Torontonians Calling For Change After Series Of Cyclist Deaths

Cyclists fed up with uptick in bike-related deaths

Toronto’s former chief urban planner Jennifer Keesmaat is calling for a state of emergency in the wake of a string of cyclist and pedestrian deaths in Toronto.

On Tuesday afternoon, a 58-year-old woman on her bike died after colliding with a flatbed truck near Bloor and St. George. Toronto Police announced the same day the death of another cyclist, age 36, succumbed to his injuries from collision on with a car at Colborne Lodge Dr. and Lake Shore that took place May 15th.

Tuesday’s tragedies bring the official pedestrian and cyclist toll up to 93, exactly one day before the two-year mark of Mayor John Tory’s Vision Zero announcement. The project aimed to have zero pedestrian deaths by the year 2021.
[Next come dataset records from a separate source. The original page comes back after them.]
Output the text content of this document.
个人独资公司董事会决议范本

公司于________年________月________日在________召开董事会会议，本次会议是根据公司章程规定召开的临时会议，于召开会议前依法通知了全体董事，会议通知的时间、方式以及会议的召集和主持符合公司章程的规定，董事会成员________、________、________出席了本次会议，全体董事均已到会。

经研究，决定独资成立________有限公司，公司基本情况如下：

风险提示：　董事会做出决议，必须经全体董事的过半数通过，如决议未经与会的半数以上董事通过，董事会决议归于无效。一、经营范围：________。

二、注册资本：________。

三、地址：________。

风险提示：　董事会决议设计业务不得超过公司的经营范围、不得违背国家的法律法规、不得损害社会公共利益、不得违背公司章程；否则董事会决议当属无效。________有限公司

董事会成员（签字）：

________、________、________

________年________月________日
Keesmaat took to Twitter Tuesday to share her grief over the latest death. “It’s time to declare a State of Emergency, and immediately begin with the basics,” Keesmaat wrote. “First step is to lower speed limits and enforce them. The game playing – pretending we don’t know what to do – must stop.”

Citizens have added their voice into the discussion, outraged that little has been done to educate Torontonians about cyclist and safe driving practises.

Unfortunately, some people don’t see the whole picture. Mere hours before the announcement of both deaths Tuesday, Toronto Councillor Giorgio Mammoliti enraged cyclists when he said that they don’t belong on roads at all.

What many fail to see is that biking is their only form of transportation other than taking the TTC. Having more cyclists on the streets means less traffic, less pollution, and not to mention a more active community. Keesmaat says we have much to do if we are to compare ourselves to bike-friendly cities like Oslo, Amsterdam or Copenhagen. Even our neighbours to the north-east in Montreal have more secure bike system in place.

There is currently a die-in planned for City Hall this Friday to protest the upticks in cyclist deaths.